The single most useful thing to understand about supplements is that they aren't regulated like drugs. This one fact explains most of the confusion, the marketing, and the variability in the category.

Medicines: approved before sale

Prescription and over-the-counter drugs must be shown to be safe and effective for their intended use and approved by the FDA before they can be sold. They carry standardized labeling, defined doses, and required disclosure of side effects, and they can make disease treatment claims because those claims have been evaluated [1].

Supplements: no pre-market approval

Under the law governing dietary supplements (DSHEA, 1994), supplements do not require FDA approval before going to market [1][2]. Instead:

  • The manufacturer is responsible for ensuring its products are safe and that claims are truthful and not misleading.
  • The FDA generally acts after products are on the market — for example, removing or warning about unsafe or [adulterated](/learn/adulterated-supplements-hidden-drugs) products.
  • Good manufacturing practice rules apply, but independent verification isn't guaranteed (see [third-party testing](/learn/why-third-party-testing-matters)).

What supplements can and can't claim

  • Supplements cannot legally claim to diagnose, treat, cure, or prevent disease — those are drug claims.
  • They may make limited 'structure/function' claims (e.g., 'supports immune health'), which must carry the [FDA disclaimer](/learn/structure-function-claims-explained) that the statement isn't FDA-evaluated and the product isn't intended to treat disease.
  • This is why supplement marketing uses vague, hedged language — and why a product promising to cure a disease is breaking the rules and waving a [red flag](/learn/supplement-red-flags).

Why this matters for you

  • You can't assume a supplement was proven effective or that its label was independently verified.
  • Quality and potency vary, making [third-party testing](/learn/supplement-certification-seals-compared) and reputable brands important.
  • Disease claims = warning sign, and supplements shouldn't replace prescribed treatment.

Practical guidance

  • Remember supplements aren't pre-approved like drugs; the maker carries the responsibility.
  • Treat 'treats/cures/prevents disease' claims as red flags.
  • Favor third-party-tested products to offset the verification gap.
  • Tell your clinician what you take, and never swap a prescribed medicine for a supplement on your own.

Frequently Asked Questions

Are supplements approved by the FDA like medicines?

No. Medicines must be proven safe and effective and approved by the FDA before sale, but dietary supplements don't require pre-market approval. The manufacturer is responsible for safety and truthful claims, and the FDA generally acts after products are on the market, such as warning about or removing unsafe ones.

Why can't supplements claim to treat diseases?

Because claiming to treat, cure, or prevent an illness is a drug claim that requires FDA evaluation, which supplements haven't undergone. Supplements may make only limited 'structure/function' claims like 'supports immune health,' which must carry a disclaimer that the statement isn't FDA-evaluated and the product isn't intended to treat any illness.

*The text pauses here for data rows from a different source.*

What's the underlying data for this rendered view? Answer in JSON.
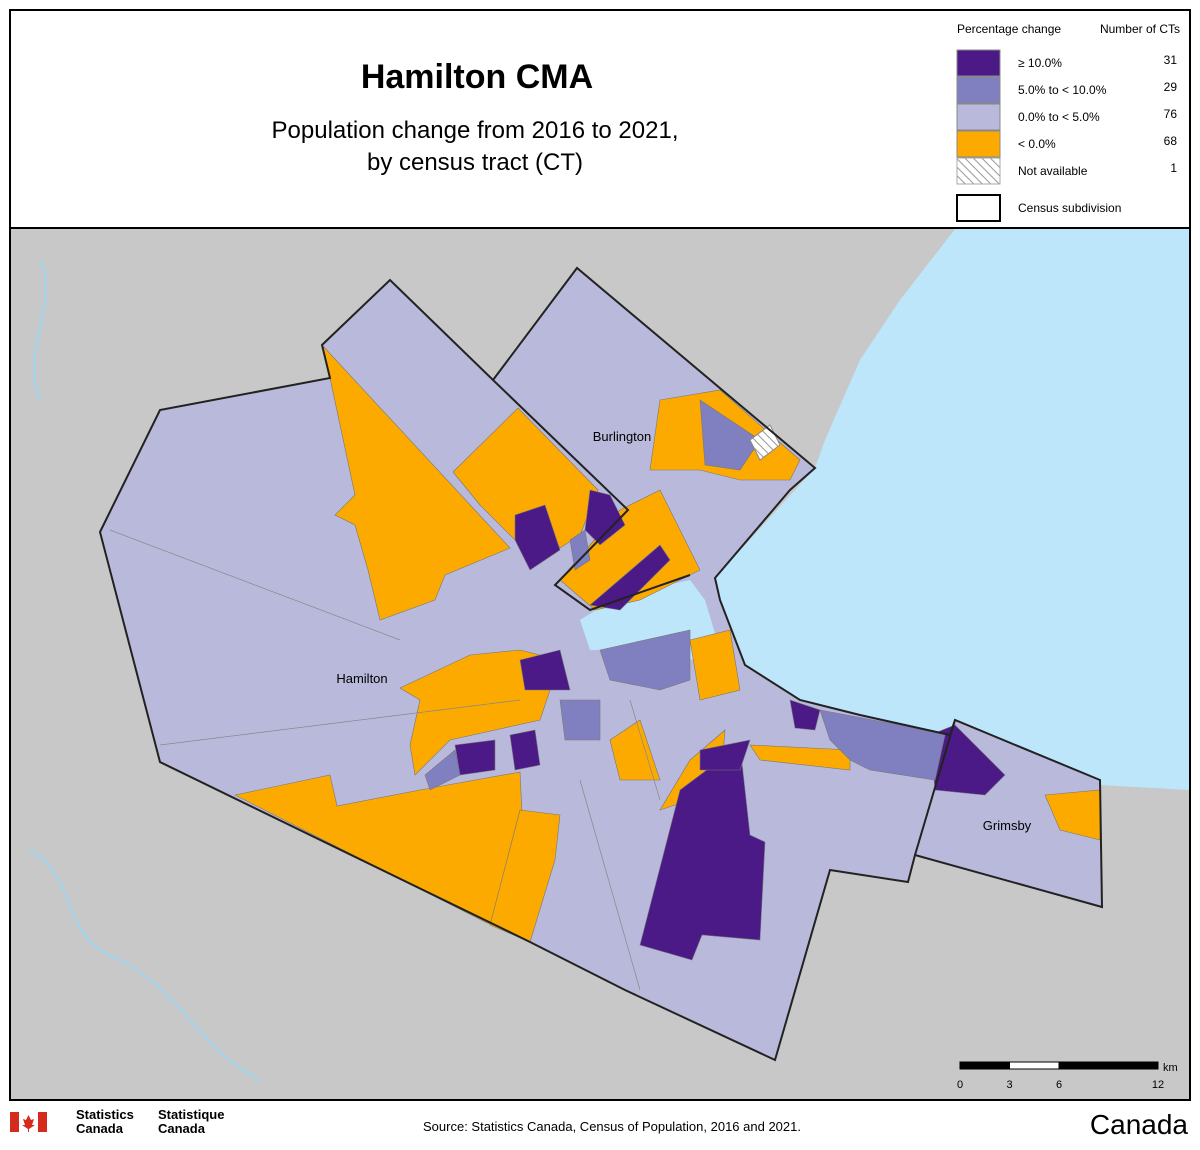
{
  "header": {
    "title": "Hamilton CMA",
    "subtitle": [
      "Population change from 2016 to 2021,",
      "by census tract (CT)"
    ]
  },
  "legend": {
    "heading_change": "Percentage change",
    "heading_count": "Number of CTs",
    "items": [
      {
        "label": "≥ 10.0%",
        "count": 31,
        "color": "#4b1a87"
      },
      {
        "label": "5.0% to < 10.0%",
        "count": 29,
        "color": "#8080c0"
      },
      {
        "label": "0.0% to < 5.0%",
        "count": 76,
        "color": "#b9b9dc"
      },
      {
        "label": "< 0.0%",
        "count": 68,
        "color": "#fcaa00"
      },
      {
        "label": "Not available",
        "count": 1
      },
      {
        "label": "Census subdivision"
      }
    ]
  },
  "places": [
    "Burlington",
    "Hamilton",
    "Grimsby"
  ],
  "scale": {
    "unit": "km",
    "ticks": [
      0,
      3,
      6,
      12
    ]
  },
  "footer": {
    "agency_en": [
      "Statistics",
      "Canada"
    ],
    "agency_fr": [
      "Statistique",
      "Canada"
    ],
    "source": "Source: Statistics Canada, Census of Population, 2016 and 2021.",
    "wordmark": "Canada"
  }
}
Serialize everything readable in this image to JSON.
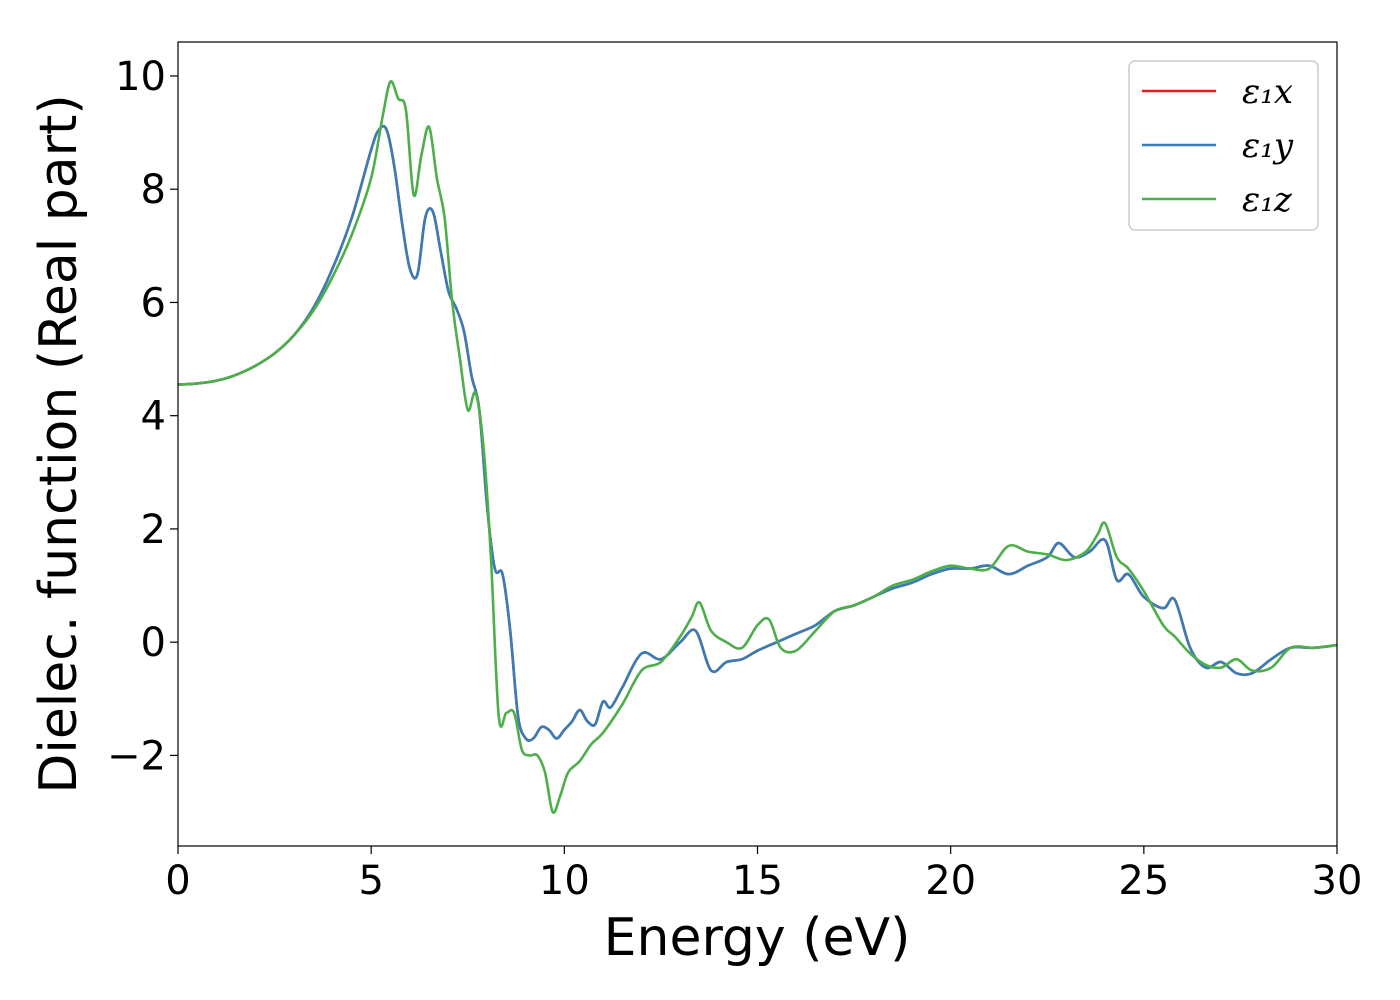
{
  "chart_data": {
    "type": "line",
    "title": "",
    "xlabel": "Energy (eV)",
    "ylabel": "Dielec. function (Real part)",
    "xlim": [
      0,
      30
    ],
    "ylim": [
      -3.6,
      10.6
    ],
    "xticks": [
      0,
      5,
      10,
      15,
      20,
      25,
      30
    ],
    "xtick_labels": [
      "0",
      "5",
      "10",
      "15",
      "20",
      "25",
      "30"
    ],
    "yticks": [
      -2,
      0,
      2,
      4,
      6,
      8,
      10
    ],
    "ytick_labels": [
      "−2",
      "0",
      "2",
      "4",
      "6",
      "8",
      "10"
    ],
    "grid": false,
    "legend_position": "top-right",
    "series": [
      {
        "name": "ε₁x",
        "color": "#e41a1c",
        "x": [
          0,
          0.5,
          1,
          1.5,
          2,
          2.5,
          3,
          3.5,
          4,
          4.5,
          5,
          5.2,
          5.4,
          5.6,
          5.8,
          6,
          6.2,
          6.4,
          6.6,
          6.8,
          7,
          7.2,
          7.4,
          7.6,
          7.8,
          8,
          8.2,
          8.4,
          8.6,
          8.8,
          9,
          9.2,
          9.4,
          9.6,
          9.8,
          10,
          10.2,
          10.4,
          10.6,
          10.8,
          11,
          11.2,
          11.5,
          12,
          12.5,
          13,
          13.4,
          13.8,
          14.2,
          14.6,
          15,
          15.5,
          16,
          16.5,
          17,
          17.5,
          18,
          18.5,
          19,
          19.5,
          20,
          20.5,
          21,
          21.5,
          22,
          22.5,
          22.8,
          23.2,
          23.6,
          24,
          24.3,
          24.6,
          25,
          25.5,
          25.8,
          26.2,
          26.6,
          27,
          27.4,
          27.8,
          28.3,
          28.8,
          29.4,
          30
        ],
        "y": [
          4.55,
          4.57,
          4.62,
          4.72,
          4.88,
          5.1,
          5.42,
          5.9,
          6.6,
          7.5,
          8.7,
          9.05,
          9.05,
          8.4,
          7.4,
          6.6,
          6.5,
          7.5,
          7.6,
          6.9,
          6.2,
          5.9,
          5.5,
          4.7,
          4.1,
          2.4,
          1.3,
          1.2,
          0.2,
          -1.3,
          -1.7,
          -1.7,
          -1.5,
          -1.55,
          -1.7,
          -1.55,
          -1.4,
          -1.2,
          -1.4,
          -1.45,
          -1.05,
          -1.15,
          -0.8,
          -0.2,
          -0.3,
          0.0,
          0.2,
          -0.5,
          -0.35,
          -0.3,
          -0.15,
          0.0,
          0.15,
          0.3,
          0.55,
          0.65,
          0.8,
          0.95,
          1.05,
          1.2,
          1.3,
          1.3,
          1.35,
          1.2,
          1.35,
          1.5,
          1.75,
          1.5,
          1.6,
          1.8,
          1.1,
          1.2,
          0.8,
          0.6,
          0.75,
          -0.1,
          -0.45,
          -0.35,
          -0.55,
          -0.55,
          -0.3,
          -0.1,
          -0.1,
          -0.05
        ]
      },
      {
        "name": "ε₁y",
        "color": "#377eb8",
        "x": [
          0,
          0.5,
          1,
          1.5,
          2,
          2.5,
          3,
          3.5,
          4,
          4.5,
          5,
          5.2,
          5.4,
          5.6,
          5.8,
          6,
          6.2,
          6.4,
          6.6,
          6.8,
          7,
          7.2,
          7.4,
          7.6,
          7.8,
          8,
          8.2,
          8.4,
          8.6,
          8.8,
          9,
          9.2,
          9.4,
          9.6,
          9.8,
          10,
          10.2,
          10.4,
          10.6,
          10.8,
          11,
          11.2,
          11.5,
          12,
          12.5,
          13,
          13.4,
          13.8,
          14.2,
          14.6,
          15,
          15.5,
          16,
          16.5,
          17,
          17.5,
          18,
          18.5,
          19,
          19.5,
          20,
          20.5,
          21,
          21.5,
          22,
          22.5,
          22.8,
          23.2,
          23.6,
          24,
          24.3,
          24.6,
          25,
          25.5,
          25.8,
          26.2,
          26.6,
          27,
          27.4,
          27.8,
          28.3,
          28.8,
          29.4,
          30
        ],
        "y": [
          4.55,
          4.57,
          4.62,
          4.72,
          4.88,
          5.1,
          5.42,
          5.9,
          6.6,
          7.5,
          8.7,
          9.05,
          9.05,
          8.4,
          7.4,
          6.6,
          6.5,
          7.5,
          7.6,
          6.9,
          6.2,
          5.9,
          5.5,
          4.7,
          4.1,
          2.4,
          1.3,
          1.2,
          0.2,
          -1.3,
          -1.7,
          -1.7,
          -1.5,
          -1.55,
          -1.7,
          -1.55,
          -1.4,
          -1.2,
          -1.4,
          -1.45,
          -1.05,
          -1.15,
          -0.8,
          -0.2,
          -0.3,
          0.0,
          0.2,
          -0.5,
          -0.35,
          -0.3,
          -0.15,
          0.0,
          0.15,
          0.3,
          0.55,
          0.65,
          0.8,
          0.95,
          1.05,
          1.2,
          1.3,
          1.3,
          1.35,
          1.2,
          1.35,
          1.5,
          1.75,
          1.5,
          1.6,
          1.8,
          1.1,
          1.2,
          0.8,
          0.6,
          0.75,
          -0.1,
          -0.45,
          -0.35,
          -0.55,
          -0.55,
          -0.3,
          -0.1,
          -0.1,
          -0.05
        ]
      },
      {
        "name": "ε₁z",
        "color": "#4daf4a",
        "x": [
          0,
          0.5,
          1,
          1.5,
          2,
          2.5,
          3,
          3.5,
          4,
          4.5,
          5,
          5.3,
          5.5,
          5.7,
          5.9,
          6.1,
          6.3,
          6.5,
          6.7,
          6.9,
          7.1,
          7.3,
          7.5,
          7.7,
          7.9,
          8.1,
          8.3,
          8.5,
          8.7,
          8.9,
          9.1,
          9.3,
          9.5,
          9.7,
          9.9,
          10.1,
          10.4,
          10.7,
          11,
          11.5,
          12,
          12.5,
          13,
          13.3,
          13.5,
          13.8,
          14.2,
          14.6,
          15,
          15.3,
          15.6,
          16,
          16.5,
          17,
          17.5,
          18,
          18.5,
          19,
          19.5,
          20,
          20.5,
          21,
          21.5,
          22,
          22.5,
          23,
          23.5,
          23.8,
          24,
          24.3,
          24.6,
          25,
          25.5,
          25.8,
          26.2,
          26.6,
          27,
          27.4,
          27.8,
          28.3,
          28.8,
          29.4,
          30
        ],
        "y": [
          4.55,
          4.57,
          4.62,
          4.72,
          4.88,
          5.1,
          5.42,
          5.85,
          6.45,
          7.2,
          8.2,
          9.3,
          9.9,
          9.6,
          9.4,
          7.9,
          8.6,
          9.1,
          8.2,
          7.5,
          6.0,
          5.0,
          4.1,
          4.4,
          3.5,
          1.5,
          -1.3,
          -1.25,
          -1.25,
          -1.9,
          -2.0,
          -2.0,
          -2.3,
          -3.0,
          -2.7,
          -2.3,
          -2.1,
          -1.8,
          -1.6,
          -1.1,
          -0.5,
          -0.35,
          0.1,
          0.45,
          0.7,
          0.2,
          0.0,
          -0.1,
          0.3,
          0.4,
          -0.1,
          -0.15,
          0.2,
          0.55,
          0.65,
          0.8,
          1.0,
          1.1,
          1.25,
          1.35,
          1.3,
          1.3,
          1.7,
          1.6,
          1.55,
          1.45,
          1.6,
          1.9,
          2.1,
          1.5,
          1.3,
          0.9,
          0.3,
          0.1,
          -0.2,
          -0.4,
          -0.45,
          -0.3,
          -0.5,
          -0.45,
          -0.1,
          -0.1,
          -0.05
        ]
      }
    ]
  }
}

Does no FDA approval mean supplements are unregulated?

Not entirely — there are rules for manufacturing practices and for truthful labeling, and the FDA and FTC can take action against unsafe products or false claims. But there's no requirement to prove effectiveness before sale and no assured independent verification, which is why quality varies and third-party testing matters.

What does this mean for how I choose supplements?

Don't assume a supplement was proven effective or that its label was independently verified. Be wary of any product claiming to treat, cure, or prevent an illness, favor third-party-tested products from reputable brands, tell your clinician what you take, and never replace a prescribed medicine with a supplement on your own.

References

  1. National Institutes of Health, Office of Dietary Supplements (2023). Dietary Supplements: What You Need to Know. NIH Office of Dietary Supplements.
  2. U.S. Food and Drug Administration (1994). Dietary Supplements and the Dietary Supplement Health and Education Act (DSHEA). U.S. Food and Drug Administration.